Visual attention modeling, important for interpreting and prioritizing visual stimuli, plays a significant role in applications such as marketing, multimedia, and robotics. Traditional saliency prediction models, especially those based on Convolutional Neural Networks (CNNs) or Transformers, achieve notable success by leveraging large-scale annotated datasets. However, the current state-of-the-art (SOTA) models that use Transformers are computationally expensive. Additionally, separate models are often required for each image type, lacking a unified approach. In this paper, we propose Saliency Unification through Mamba (SUM), a novel approach that integrates the efficient long-range dependency modeling of Mamba with U-Net to provide a unified model for diverse image types. Using a novel Conditional Visual State Space (C-VSS) block, SUM dynamically adapts to various image types, including natural scenes, web pages, and commercial imagery, ensuring universal applicability across different data types. Our comprehensive evaluations across five benchmarks demonstrate that SUM seamlessly adapts to different visual characteristics and consistently outperforms existing models. These results position SUM as a versatile and powerful tool for advancing visual attention modeling, offering a robust solution universally applicable across different types of visual content.

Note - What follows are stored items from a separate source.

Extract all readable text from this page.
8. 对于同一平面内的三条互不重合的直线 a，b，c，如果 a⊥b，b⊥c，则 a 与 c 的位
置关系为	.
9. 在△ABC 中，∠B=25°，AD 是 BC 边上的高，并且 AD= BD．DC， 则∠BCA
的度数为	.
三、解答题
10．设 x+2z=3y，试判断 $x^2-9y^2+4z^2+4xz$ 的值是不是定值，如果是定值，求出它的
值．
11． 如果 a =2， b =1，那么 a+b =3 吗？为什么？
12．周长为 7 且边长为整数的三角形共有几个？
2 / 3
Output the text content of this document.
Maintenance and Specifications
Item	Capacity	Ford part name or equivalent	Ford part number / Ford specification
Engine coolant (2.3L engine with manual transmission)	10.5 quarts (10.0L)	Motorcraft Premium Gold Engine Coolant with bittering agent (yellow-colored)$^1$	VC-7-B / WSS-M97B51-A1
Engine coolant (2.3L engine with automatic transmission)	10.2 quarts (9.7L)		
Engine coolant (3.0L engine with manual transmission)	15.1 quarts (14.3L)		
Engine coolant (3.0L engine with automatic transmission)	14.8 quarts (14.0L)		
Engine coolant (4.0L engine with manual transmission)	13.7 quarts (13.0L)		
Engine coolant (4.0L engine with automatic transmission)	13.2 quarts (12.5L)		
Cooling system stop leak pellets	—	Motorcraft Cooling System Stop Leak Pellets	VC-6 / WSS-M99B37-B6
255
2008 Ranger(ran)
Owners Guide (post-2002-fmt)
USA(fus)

Paper Structure (14 sections, 8 equations, 4 figures, 9 tables)

This paper contains 14 sections, 8 equations, 4 figures, 9 tables.

Figures (4)

  • Figure 1: (a) Overview of our SUM model, (b) conditional-U-Net-based model for saliency prediction, and (c) C-VSS module.
  • Figure 2: Comparative visualizations of saliency predictions across different data types. The first row depicts Natural Scene-Mouse data, the second row showcases Natural Scene-Eye data, the third row features E-commerce, and the fourth row displays UI. Each row highlights the model's performance in identifying salient features within these distinct categories.

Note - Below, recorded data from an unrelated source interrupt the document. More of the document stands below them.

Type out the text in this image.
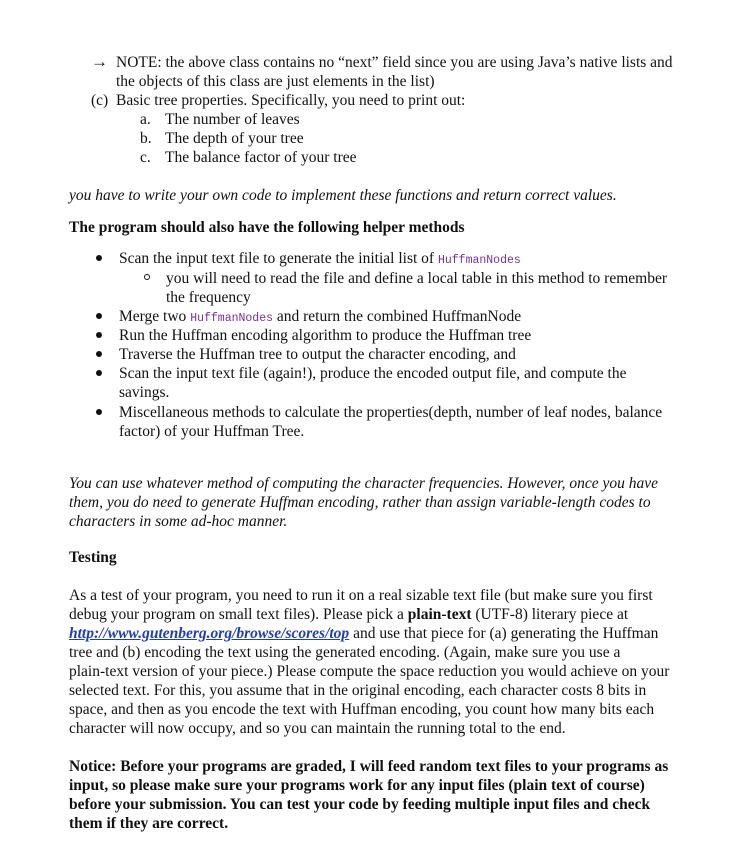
→ NOTE: the above class contains no “next” field since you are using Java’s native lists and
the objects of this class are just elements in the list)
(c) Basic tree properties. Specifically, you need to print out:
a. The number of leaves
b. The depth of your tree
c. The balance factor of your tree
you have to write your own code to implement these functions and return correct values.
The program should also have the following helper methods
Scan the input text file to generate the initial list of HuffmanNodes
you will need to read the file and define a local table in this method to remember
the frequency
Merge two HuffmanNodes and return the combined HuffmanNode
Run the Huffman encoding algorithm to produce the Huffman tree
Traverse the Huffman tree to output the character encoding, and
Scan the input text file (again!), produce the encoded output file, and compute the
savings.
Miscellaneous methods to calculate the properties(depth, number of leaf nodes, balance
factor) of your Huffman Tree.
You can use whatever method of computing the character frequencies. However, once you have
them, you do need to generate Huffman encoding, rather than assign variable-length codes to
characters in some ad-hoc manner.
Testing
As a test of your program, you need to run it on a real sizable text file (but make sure you first
debug your program on small text files). Please pick a plain-text (UTF-8) literary piece at
http://www.gutenberg.org/browse/scores/top and use that piece for (a) generating the Huffman
tree and (b) encoding the text using the generated encoding. (Again, make sure you use a
plain-text version of your piece.) Please compute the space reduction you would achieve on your
selected text. For this, you assume that in the original encoding, each character costs 8 bits in
space, and then as you encode the text with Huffman encoding, you count how many bits each
character will now occupy, and so you can maintain the running total to the end.
Notice: Before your programs are graded, I will feed random text files to your programs as
input, so please make sure your programs work for any input files (plain text of course)
before your submission. You can test your code by feeding multiple input files and check
them if they are correct.
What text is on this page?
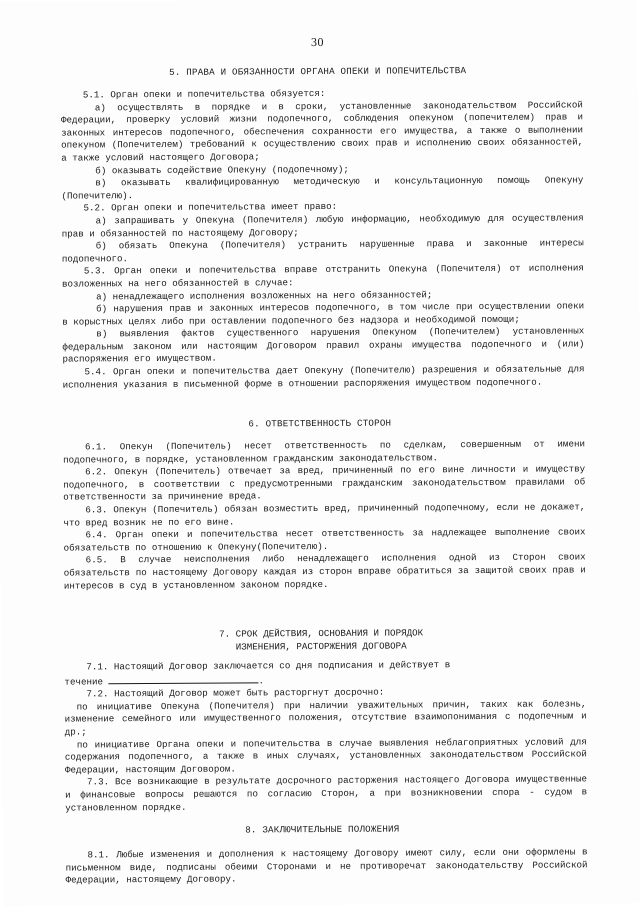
30
5. ПРАВА И ОБЯЗАННОСТИ ОРГАНА ОПЕКИ И ПОПЕЧИТЕЛЬСТВА

5.1. Орган опеки и попечительства обязуется:

а) осуществлять в порядке и в сроки, установленные законодательством Российской Федерации, проверку условий жизни подопечного, соблюдения опекуном (попечителем) прав и законных интересов подопечного, обеспечения сохранности его имущества, а также о выполнении опекуном (Попечителем) требований к осуществлению своих прав и исполнению своих обязанностей, а также условий настоящего Договора;

б) оказывать содействие Опекуну (подопечному);

в) оказывать квалифицированную методическую и консультационную помощь Опекуну (Попечителю).

5.2. Орган опеки и попечительства имеет право:

а) запрашивать у Опекуна (Попечителя) любую информацию, необходимую для осуществления прав и обязанностей по настоящему Договору;

б) обязать Опекуна (Попечителя) устранить нарушенные права и законные интересы подопечного.

5.3. Орган опеки и попечительства вправе отстранить Опекуна (Попечителя) от исполнения возложенных на него обязанностей в случае:

а) ненадлежащего исполнения возложенных на него обязанностей;

б) нарушения прав и законных интересов подопечного, в том числе при осуществлении опеки в корыстных целях либо при оставлении подопечного без надзора и необходимой помощи;

в) выявления фактов существенного нарушения Опекуном (Попечителем) установленных федеральным законом или настоящим Договором правил охраны имущества подопечного и (или) распоряжения его имуществом.

5.4. Орган опеки и попечительства дает Опекуну (Попечителю) разрешения и обязательные для исполнения указания в письменной форме в отношении распоряжения имуществом подопечного.

6. ОТВЕТСТВЕННОСТЬ СТОРОН

6.1. Опекун (Попечитель) несет ответственность по сделкам, совершенным от имени подопечного, в порядке, установленном гражданским законодательством.

6.2. Опекун (Попечитель) отвечает за вред, причиненный по его вине личности и имуществу подопечного, в соответствии с предусмотренными гражданским законодательством правилами об ответственности за причинение вреда.

6.3. Опекун (Попечитель) обязан возместить вред, причиненный подопечному, если не докажет, что вред возник не по его вине.

6.4. Орган опеки и попечительства несет ответственность за надлежащее выполнение своих обязательств по отношению к Опекуну(Попечителю).

6.5. В случае неисполнения либо ненадлежащего исполнения одной из Сторон своих обязательств по настоящему Договору каждая из сторон вправе обратиться за защитой своих прав и интересов в суд в установленном законом порядке.

7. СРОК ДЕЙСТВИЯ, ОСНОВАНИЯ И ПОРЯДОК
ИЗМЕНЕНИЯ, РАСТОРЖЕНИЯ ДОГОВОРА

7.1. Настоящий Договор заключается со дня подписания и действует в

течение	.

7.2. Настоящий Договор может быть расторгнут досрочно:

по инициативе Опекуна (Попечителя) при наличии уважительных причин, таких как болезнь, изменение семейного или имущественного положения, отсутствие взаимопонимания с подопечным и др.;

по инициативе Органа опеки и попечительства в случае выявления неблагоприятных условий для содержания подопечного, а также в иных случаях, установленных законодательством Российской Федерации, настоящим Договором.

7.3. Все возникающие в результате досрочного расторжения настоящего Договора имущественные и финансовые вопросы решаются по согласию Сторон, а при возникновении спора - судом в установленном порядке.

8. ЗАКЛЮЧИТЕЛЬНЫЕ ПОЛОЖЕНИЯ

8.1. Любые изменения и дополнения к настоящему Договору имеют силу, если они оформлены в письменном виде, подписаны обеими Сторонами и не противоречат законодательству Российской Федерации, настоящему Договору.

  • Figure 3: Visualizations of SUM’s predictions across different datasets. The first and second rows depict Natural Scene-Mouse data, while the third and fourth rows showcase Natural Scene-Eye data. The fifth and sixth rows present E-commerce data, and the seventh and eighth rows display UI data.

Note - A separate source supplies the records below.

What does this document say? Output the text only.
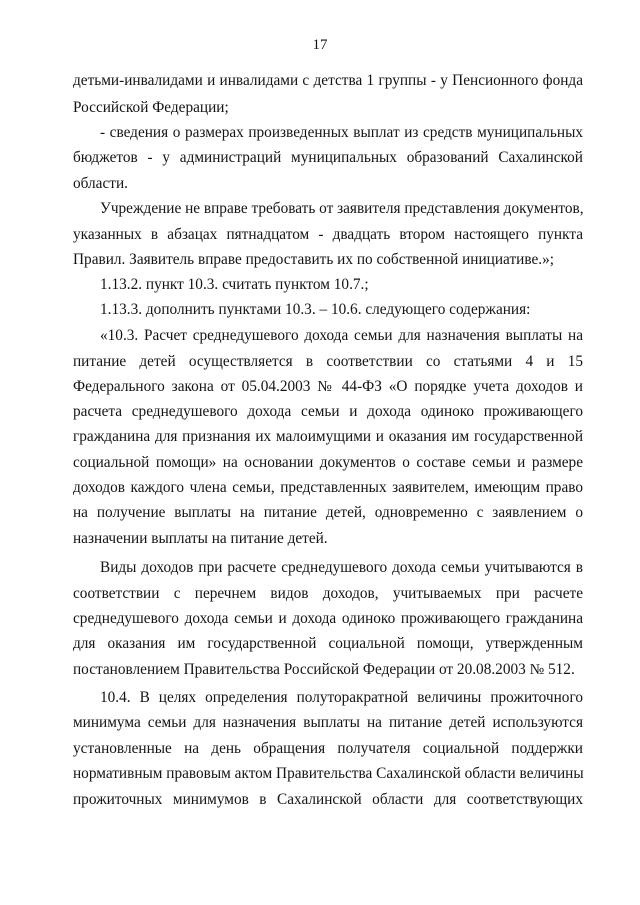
17
детьми-инвалидами и инвалидами с детства 1 группы - у Пенсионного фонда
Российской Федерации;
- сведения о размерах произведенных выплат из средств муниципальных
бюджетов - у администраций муниципальных образований Сахалинской
области.
Учреждение не вправе требовать от заявителя представления документов,
указанных в абзацах пятнадцатом - двадцать втором настоящего пункта
Правил. Заявитель вправе предоставить их по собственной инициативе.»;
1.13.2. пункт 10.3. считать пунктом 10.7.;
1.13.3. дополнить пунктами 10.3. – 10.6. следующего содержания:
«10.3. Расчет среднедушевого дохода семьи для назначения выплаты на
питание детей осуществляется в соответствии со статьями 4 и 15
Федерального закона от 05.04.2003 № 44-ФЗ «О порядке учета доходов и
расчета среднедушевого дохода семьи и дохода одиноко проживающего
гражданина для признания их малоимущими и оказания им государственной
социальной помощи» на основании документов о составе семьи и размере
доходов каждого члена семьи, представленных заявителем, имеющим право
на получение выплаты на питание детей, одновременно с заявлением о
назначении выплаты на питание детей.
Виды доходов при расчете среднедушевого дохода семьи учитываются в
соответствии с перечнем видов доходов, учитываемых при расчете
среднедушевого дохода семьи и дохода одиноко проживающего гражданина
для оказания им государственной социальной помощи, утвержденным
постановлением Правительства Российской Федерации от 20.08.2003 № 512.
10.4. В целях определения полуторакратной величины прожиточного
минимума семьи для назначения выплаты на питание детей используются
установленные на день обращения получателя социальной поддержки
нормативным правовым актом Правительства Сахалинской области величины
прожиточных минимумов в Сахалинской области для соответствующих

  • Figure 4: Visualizations of SUM’s predictions across different datasets. The first and second rows showcase the Toronto dataset bruce2007attention, while the third and fourth rows present the FIWI dataset shen2014webpage. The fifth and sixth rows display data from the TUD Image Quality Database 1 liu2009studying, and the seventh and eighth rows exhibit data from the TUD Image Quality Database 2 alers2010studying.